Just a few weeks ago, Jeremy wrote that even in the aftermath of a tense election, the values of our organization and our Jewish community have not changed. For young adults who are particularly unsettled in this uncharted territory, volunteering could provide the keys to resiliency. While we take the time to practice self-care, let’s also challenge ourselves to take action in caring for one another.
For nearly seven years, ReachOut! has given Jewish young adults in Greater Boston the opportunity to give back to their own communities, volunteering in places they might not otherwise with people they wouldn’t otherwise have the chance to encounter. These volunteers are idealistic, committed and deeply connected to their peers and the people they serve. Thanks to ReachOut!, volunteering once a week has become a part of their way of life and their weekly schedule, enabling them to act on their most cherished Jewish values. Here are just two examples:
United South End Settlements (USES), serving residents of the South End and Lower Roxbury, was Boston’s first settlement site in 1891. Formerly known as Harriet Tubman House, USES offers a wide variety of services for low-income families, including adult basic education classes which prepare students of all levels to earn the HiSET, (formerly the Graduate Equivalency Degree). ReachOut! volunteers, including site captain Joseph Lichterman, tutor adults studying for the HiSET every Thursday evening.

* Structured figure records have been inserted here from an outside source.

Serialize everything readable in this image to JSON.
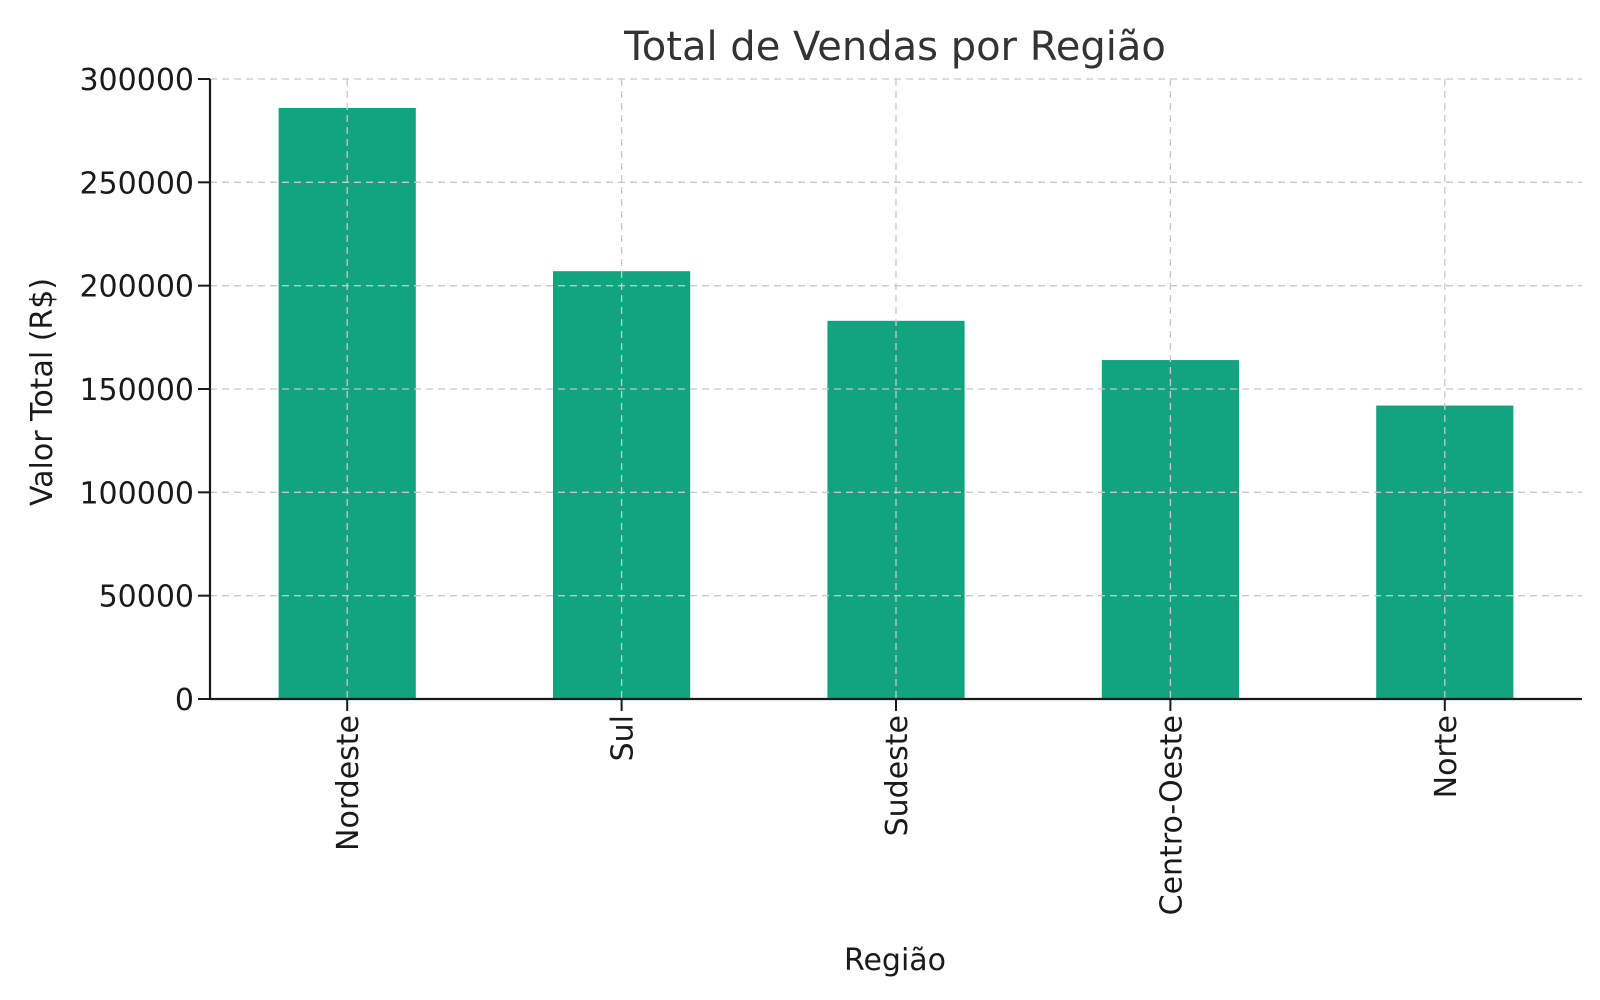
{
  "chart_data": {
    "type": "bar",
    "title": "Total de Vendas por Região",
    "xlabel": "Região",
    "ylabel": "Valor Total (R$)",
    "categories": [
      "Nordeste",
      "Sul",
      "Sudeste",
      "Centro-Oeste",
      "Norte"
    ],
    "values": [
      286000,
      207000,
      183000,
      164000,
      142000
    ],
    "ylim": [
      0,
      300000
    ],
    "yticks": [
      0,
      50000,
      100000,
      150000,
      200000,
      250000,
      300000
    ],
    "ytick_labels": [
      "0",
      "50000",
      "100000",
      "150000",
      "200000",
      "250000",
      "300000"
    ],
    "grid": true,
    "legend": "none",
    "bar_color": "#12a37f"
  }
}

Joseph and his peers work individually with those enrolled in the classes to give them the much-needed individualized attention they need to pass the test. Typically, Joseph coaches students on their reading, both by reading aloud and guiding them through comprehension exercises. “I’ve been able to see the students’ reading abilities improve,” he says. “Their pronunciation and comprehension tend to get better, but also it’s really fun to see them get into the books we are reading and to be able to talk to them about the plot and themes of the novels.” Joseph has profound admiration for his student’s hard work and commitment, and draws inspiration from them. USES’s English teacher finds the work of the volunteers invaluable to his students’ achievement. He relies on the support of regular volunteers, like the team from ReachOut!, and sees marked improvement from the students after they work individually with a volunteer.

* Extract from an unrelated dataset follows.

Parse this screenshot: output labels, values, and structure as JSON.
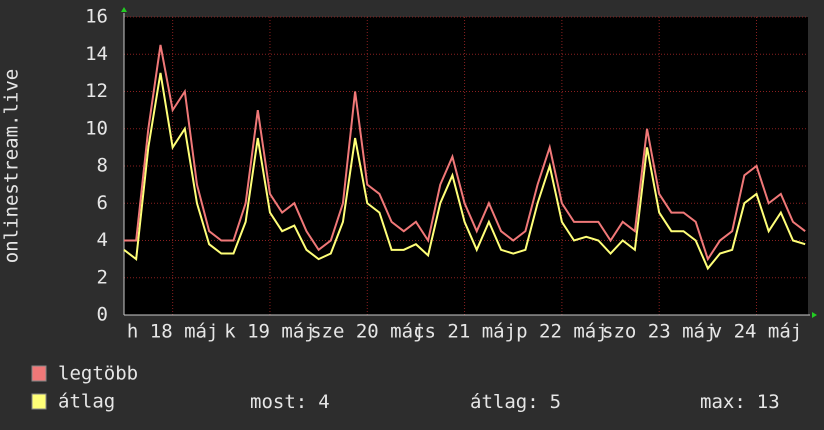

Leah Robbins, Co-Chair of the ReachOut! Steering Committee and USES volunteer, finds that her participation in the program gives her the opportunity to learn about the lives of peers from different backgrounds than her own. “I got matched with a student who had moved to the US from Cuba four months ago and we had a conversation that touched on his life as an actor; his experience of being perceived first as a member of an outsider group rather than an individual; his impressions of the US so far; and even who Harriet Tubman was in US history,” Leah says. “What a conversation! Getting to speak with someone who’s had such different experiences wouldn’t have happened for me any other way.”
Joseph and Leah’s stories are just two snapshots of committed ReachOut! volunteers who not only give their time and energy each week, but are so enriched by the experience. In this time when we are helpless, it is even more important to dedicate ourselves in service to others and to celebrate those who act on their commitment to make the world a better place for all.
Yet another volunteer opportunity is coming in January, this one also open to families and teens. January 16th is JCRC’s 2nd annual Martin Luther King Jr. Day of Service, and we hope to see many members of our community there. We will send more information as it becomes available.